La chinita, la que vive al fondo,
A la mujer del campo la perfuma esa flor de durazno. Vas cortando frutos con tus manos ásperas de la cosecha; vas por los senderos con tu voz imponente y tu cara sonrojada por el sol abrasador del campo.
La joven bonita de los campos, con carácter de fiera, ilumina con tus ojos cautivadores.
Tu rostro bonito lo acaricia el viento polvoso y abrasador de la tierra.
Llevas agarrada de tu falda a ese precioso varón, compañero de tus días bajo el sol. Cada paso que das por el campo, con tus alpargatas gastadas, muestra tu fortaleza. No cargas lujos; solo cuelga de tu cuello el crucifijo de nuestro Señor.
La joven del campo, de cabellos negros ondulados, enmarca tu dulce rostro. Tus manos lastimadas llenan el canasto y, como recompensa, en tu cintura llevas las monedas para llevar comida al hogar.

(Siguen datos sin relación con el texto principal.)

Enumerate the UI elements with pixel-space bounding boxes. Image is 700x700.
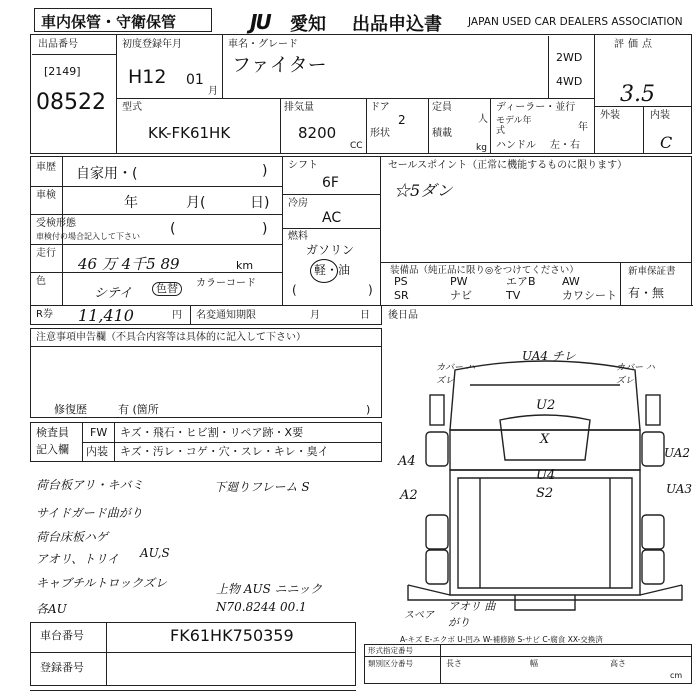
received-close: ) bbox=[262, 221, 268, 237]
inspection-label: 車検 bbox=[36, 190, 56, 201]
diagram-ua2: UA2 bbox=[664, 446, 691, 460]
fw-items: キズ・飛石・ヒビ割・リペア跡・X要 bbox=[120, 426, 304, 439]
in-items: キズ・汚レ・コゲ・穴・スレ・キレ・臭イ bbox=[120, 445, 329, 458]
equip-label: 装備品（純正品に限り◎をつけてください） bbox=[390, 265, 579, 276]
inspection-day: 日) bbox=[250, 195, 270, 211]
dimension-box bbox=[364, 644, 692, 684]
checker-label: 検査員 bbox=[36, 426, 69, 439]
history-close: ) bbox=[262, 163, 268, 179]
diagram-spare: スペア bbox=[404, 610, 434, 621]
length-label: 長さ bbox=[446, 659, 462, 668]
handwritten-note-line: 上物 AUS ニニック bbox=[216, 582, 323, 596]
color-code-label: カラーコード bbox=[196, 278, 256, 289]
diagram-aori: アオリ 曲がり bbox=[448, 600, 496, 629]
drive-4wd: 4WD bbox=[556, 75, 583, 88]
capacity-unit: 人 bbox=[478, 114, 488, 125]
color-value: シテイ bbox=[94, 286, 133, 301]
diagram-x: X bbox=[540, 432, 550, 447]
association-name: JAPAN USED CAR DEALERS ASSOCIATION bbox=[468, 16, 683, 28]
ju-logo bbox=[250, 10, 286, 32]
fuel-paren: ( bbox=[292, 283, 297, 297]
storage-badge bbox=[34, 8, 212, 32]
diagram-left-note: カバー ハズレ bbox=[436, 363, 475, 386]
type-label: 型式 bbox=[122, 102, 142, 113]
inspection-year: 年 bbox=[124, 195, 138, 211]
fuel-close: ) bbox=[368, 283, 373, 297]
handwritten-note-line: 下廻りフレーム S bbox=[214, 480, 310, 494]
ac-value: AC bbox=[322, 210, 342, 226]
mileage-unit: km bbox=[236, 259, 254, 272]
selling-label: セールスポイント（正常に機能するものに限ります） bbox=[388, 160, 628, 171]
handwritten-note-line: キャブチルトロックズレ bbox=[36, 576, 168, 590]
diagram-a2: A2 bbox=[400, 488, 418, 503]
load-unit: kg bbox=[476, 143, 487, 153]
selling-value: ☆5ダン bbox=[394, 181, 453, 200]
mileage-value: 46 万 4千5 89 bbox=[78, 255, 180, 273]
reg-era: H12 bbox=[128, 66, 167, 88]
r-unit: 円 bbox=[172, 310, 182, 321]
repair-close: ) bbox=[366, 403, 371, 416]
lot-number: 08522 bbox=[36, 90, 106, 115]
disp-value: 8200 bbox=[298, 124, 337, 142]
damage-legend: A-キズ E-エクボ U-凹み W-補修跡 S-サビ C-腐食 XX-交換済 bbox=[400, 635, 603, 644]
reg-month: 01 bbox=[186, 72, 204, 88]
equip-item: PS bbox=[394, 275, 408, 288]
dealer-label: ディーラー・並行 bbox=[496, 102, 576, 113]
width-label: 幅 bbox=[530, 659, 538, 668]
handwritten-note-line: N70.8244 00.1 bbox=[216, 600, 307, 614]
color-swap-label: 色替 bbox=[152, 282, 182, 296]
history-value: 自家用・( bbox=[76, 166, 138, 182]
form-title: 出品申込書 bbox=[352, 14, 442, 35]
repair-value: 有 (箇所 bbox=[118, 403, 159, 416]
diagram-right-note: カバー ハズレ bbox=[616, 363, 655, 386]
handwritten-note-line: サイドガード曲がり bbox=[36, 506, 143, 520]
owner-label: 後日品 bbox=[388, 310, 418, 321]
inspection-month: 月( bbox=[186, 195, 206, 211]
mileage-label: 走行 bbox=[36, 248, 56, 259]
equip-item: TV bbox=[506, 289, 521, 302]
top-info-grid bbox=[30, 34, 692, 154]
car-name: ファイター bbox=[232, 54, 327, 76]
org-name: 愛知 bbox=[290, 14, 326, 35]
notice-label: 名変通知期限 bbox=[196, 310, 256, 321]
storage-badge-text: 車内保管・守衛保管 bbox=[41, 13, 177, 31]
door-label: ドア bbox=[370, 102, 390, 113]
handwritten-note-line: 荷台板アリ・キバミ bbox=[36, 478, 144, 492]
load-label: 積載 bbox=[432, 128, 452, 139]
drive-2wd: 2WD bbox=[556, 51, 583, 64]
history-label: 車歴 bbox=[36, 162, 56, 173]
in-label: 内装 bbox=[86, 445, 108, 458]
fuel-alt: 軽・油 bbox=[314, 263, 351, 277]
diagram-u2: U2 bbox=[536, 398, 556, 413]
received-note: 車検付の場合記入して下さい bbox=[36, 232, 140, 241]
ac-label: 冷房 bbox=[288, 198, 308, 209]
repair-label: 修復歴 bbox=[54, 403, 87, 416]
disp-unit: CC bbox=[350, 141, 363, 151]
lot-label: 出品番号 bbox=[38, 39, 78, 50]
handwritten-note-line: AU,S bbox=[140, 546, 170, 560]
handwritten-note-line: 各AU bbox=[36, 602, 67, 616]
received-label: 受検形態 bbox=[36, 218, 76, 229]
r-value: 11,410 bbox=[78, 306, 134, 325]
fw-label: FW bbox=[90, 426, 108, 439]
model-label: 車名・グレード bbox=[228, 39, 298, 50]
ju-logo-mark: JU bbox=[250, 10, 270, 34]
received-paren: ( bbox=[170, 221, 176, 237]
equip-grid bbox=[388, 276, 616, 305]
diagram-a4: A4 bbox=[398, 454, 416, 469]
equip-item: AW bbox=[562, 275, 580, 288]
door-value: 2 bbox=[398, 113, 406, 127]
shift-label: シフト bbox=[288, 160, 318, 171]
shift-value: 6F bbox=[322, 175, 339, 191]
lot-small: [2149] bbox=[44, 65, 81, 78]
caution-label: 注意事項申告欄（不具合内容等は具体的に記入して下さい） bbox=[36, 332, 306, 343]
model-year-label: モデル年式 bbox=[496, 116, 532, 136]
height-label: 高さ bbox=[610, 659, 626, 668]
chassis-value: FK61HK750359 bbox=[170, 626, 294, 645]
int-label: 内装 bbox=[650, 110, 670, 121]
year-unit: 年 bbox=[578, 122, 588, 133]
warranty-label: 新車保証書 bbox=[628, 266, 676, 277]
disp-label: 排気量 bbox=[284, 102, 314, 113]
equip-item: カワシート bbox=[562, 289, 617, 302]
shape-label: 形状 bbox=[370, 128, 390, 139]
handle-value: 左・右 bbox=[550, 140, 580, 151]
diagram-s2: S2 bbox=[536, 486, 554, 501]
ext-label: 外装 bbox=[600, 110, 620, 121]
equip-item: ナビ bbox=[450, 289, 472, 302]
diagram-top-note: UA4 チレ bbox=[522, 349, 576, 363]
int-grade: C bbox=[660, 133, 673, 152]
score-label: 評価点 bbox=[614, 39, 656, 50]
chassis-label: 車台番号 bbox=[40, 629, 84, 642]
diagram-ua3: UA3 bbox=[666, 482, 693, 496]
fuel-value: ガソリン bbox=[306, 243, 355, 257]
score-value: 3.5 bbox=[620, 82, 655, 107]
warranty-value: 有・無 bbox=[628, 286, 665, 300]
fuel-label: 燃料 bbox=[288, 231, 308, 242]
diagram-u4: U4 bbox=[536, 468, 556, 483]
color-label: 色 bbox=[36, 276, 46, 287]
equip-item: SR bbox=[394, 289, 409, 302]
category-label: 類別区分番号 bbox=[368, 659, 413, 668]
handwritten-note-line: アオリ、トリイ bbox=[36, 552, 119, 566]
r-label: R券 bbox=[36, 309, 53, 320]
capacity-label: 定員 bbox=[432, 102, 452, 113]
notice-day: 日 bbox=[360, 310, 370, 321]
equip-item: PW bbox=[450, 275, 468, 288]
handwritten-note-line: 荷台床板ハゲ bbox=[36, 530, 109, 544]
reg-label: 登録番号 bbox=[40, 661, 84, 674]
type-value: KK-FK61HK bbox=[148, 124, 231, 142]
handle-label: ハンドル bbox=[496, 140, 536, 151]
reg-month-unit: 月 bbox=[208, 86, 218, 97]
entry-label: 記入欄 bbox=[36, 443, 69, 456]
dim-unit: cm bbox=[670, 671, 683, 680]
first-reg-label: 初度登録年月 bbox=[122, 39, 182, 50]
notice-month: 月 bbox=[310, 310, 320, 321]
type-designation-label: 形式指定番号 bbox=[368, 646, 413, 655]
equip-item: エアB bbox=[506, 275, 536, 288]
fuel-diesel-circle bbox=[310, 259, 338, 283]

Tu día termina al ponerse el sol y, sin embargo, vas con tus pies cansados e hinchados, dejando rastros hasta la casita del fondo.
Así te recuerda mi padre, con sus ojos llenos de dulzura y extrañeza. Toca mi rostro, diciéndome que te recuerda a través de mi rostro.
Me hubiera gustado conocerte, pero la frialdad de un desamor te alejó y separó nuestros caminos. Mas, sin embargo, deseo me devuelvas a esa tierra bendita y me abrigues bajo tus brazos cuando el Creador venga a buscarme.
Rosa del campo de mi dulce Mendoza, tierra de sol y del buen vino.
Mientras tanto, tengo tu recuerdo a través de los ojos brillantes de mi padre.